A question that should be solved with pigeonhole but I'm having problems.
$a_1,a_2,a_3,...,a_{77}$ are positive integers.
We are given that $a_1+a_2+a_3+...+a_{76}+a_{77} < 133$
Show that there are numbers $k,l \in \{1,2,3,...,77\}$ such that $ k<l$ and:
$a_k+a_{k+1}+a_{k+2}+...+a_{l-1}+a_l = 21$
Let $s_k = a_{11k+1} + \cdots + a_{11k+22}$, for $0\leq k \leq 5$. Then $s_0 + \cdots + s_5 + a_1 + \cdots + a_{11} + a_{67} + \cdots + a_{77} = 2(a_1 + \cdots + a_{77}) \leq 264$. Since each $a_i \geq 1$, this means $s_1 + \cdots + s_5 \leq 242 < 6\cdot 41$. Hence for some $k$, $0\leq k \leq 5$, $s_k < 41$.

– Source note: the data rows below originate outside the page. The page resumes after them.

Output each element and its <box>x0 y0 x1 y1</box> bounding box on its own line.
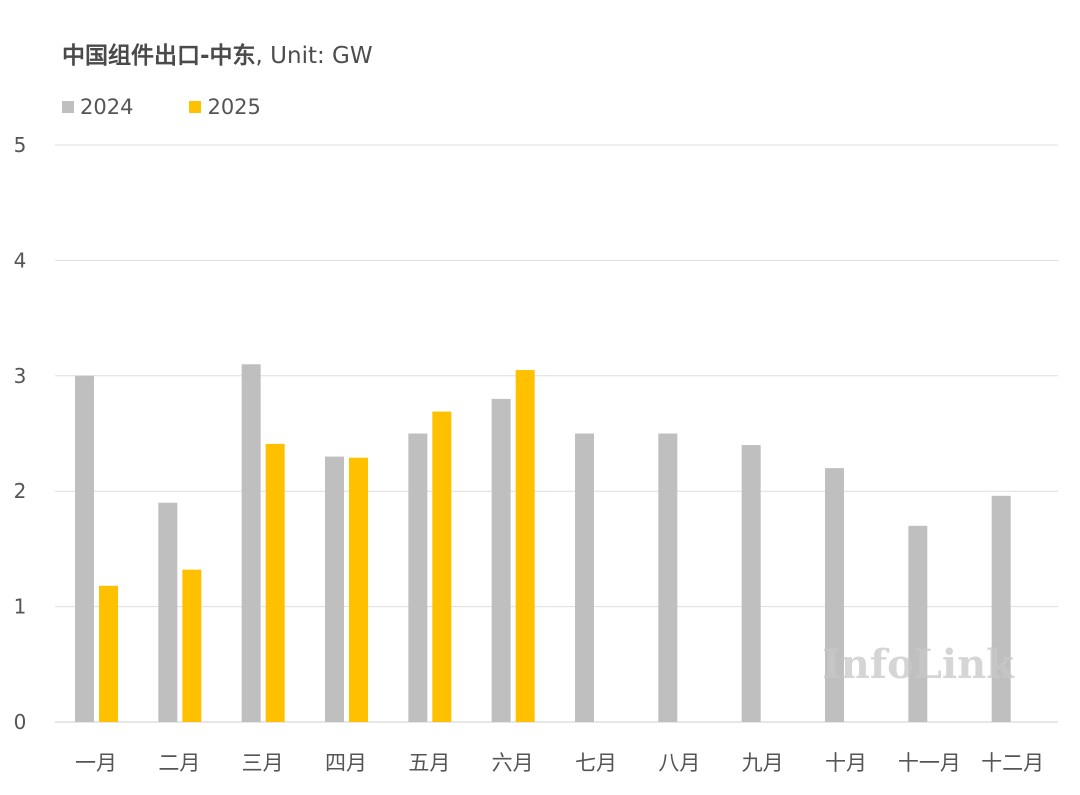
legend-label-2025: 2025 <box>207 95 261 119</box>
chart-title: 中国组件出口-中东, Unit: GW <box>62 36 373 70</box>
x-category-label: 五月 <box>408 751 450 775</box>
bar-2025-2 <box>182 569 202 722</box>
bar-2025-1 <box>99 585 118 722</box>
x-category-label: 十月 <box>825 751 867 775</box>
x-category-label: 七月 <box>575 751 617 775</box>
bar-2024-4 <box>325 456 344 722</box>
x-category-label: 八月 <box>658 751 700 775</box>
x-category-label: 四月 <box>325 751 367 775</box>
legend-swatch-2024 <box>62 101 74 113</box>
chart-title-unit: , Unit: GW <box>255 43 373 69</box>
y-tick-label: 3 <box>14 364 27 388</box>
bar-2024-2 <box>158 502 178 722</box>
x-category-label: 六月 <box>492 751 534 775</box>
bar-2024-9 <box>741 445 761 722</box>
bar-2024-6 <box>491 398 511 722</box>
bar-2025-4 <box>349 457 368 722</box>
bar-2024-12 <box>991 495 1011 722</box>
y-tick-label: 5 <box>14 133 27 157</box>
x-category-label: 一月 <box>75 751 117 775</box>
x-category-label: 二月 <box>158 751 200 775</box>
x-category-label: 十二月 <box>981 751 1044 775</box>
y-tick-label: 0 <box>14 710 27 734</box>
y-tick-label: 4 <box>14 248 27 272</box>
bar-2024-11 <box>908 525 928 722</box>
bar-2024-5 <box>408 433 428 722</box>
x-category-labels: 一月 二月 三月 四月 五月 六月 七月 八月 九月 十月 十一月 十二月 <box>75 751 1044 775</box>
bar-2024-1 <box>75 375 94 722</box>
x-category-label: 三月 <box>242 751 284 775</box>
bar-2024-10 <box>825 468 844 722</box>
y-tick-label: 2 <box>14 479 27 503</box>
bar-2024-8 <box>658 433 678 722</box>
legend-label-2024: 2024 <box>80 95 134 119</box>
legend-swatch-2025 <box>189 101 202 113</box>
bar-2025-5 <box>432 411 452 722</box>
bar-2025-6 <box>515 370 535 722</box>
y-tick-label: 1 <box>14 595 27 619</box>
gridlines <box>55 144 1058 723</box>
bar-2024-3 <box>241 364 261 722</box>
legend-item-2024: 2024 <box>62 95 133 119</box>
chart-title-main: 中国组件出口-中东 <box>62 43 256 69</box>
x-category-label: 九月 <box>742 751 784 775</box>
bar-2024-7 <box>575 433 594 722</box>
bar-2025-3 <box>265 443 285 722</box>
bars <box>75 364 1011 722</box>
watermark: InfoLink <box>822 641 1015 688</box>
legend: 2024 2025 <box>62 95 261 119</box>
legend-item-2025: 2025 <box>189 95 261 119</box>
y-tick-labels: 0 1 2 3 4 5 <box>14 133 27 734</box>
x-category-label: 十一月 <box>898 751 961 775</box>
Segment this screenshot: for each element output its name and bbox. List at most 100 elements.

For such a $k$, consider the sums $r_m = a_{11k+1} + \cdots + a_{11k+m}$, where $0\leq m\leq 21$ ($r_0=0$). Now use pigeonhole to show that some $r_p$ and $r_q$ (with $q>p$) are congruent modulo $21$. Use the size bound on $s_k$ to show that (a) the difference must be exactly 21, and (b) for such a pair $p, q$, we must have $q>p+1$, so that $r_q-r_p$ is the sum we seek.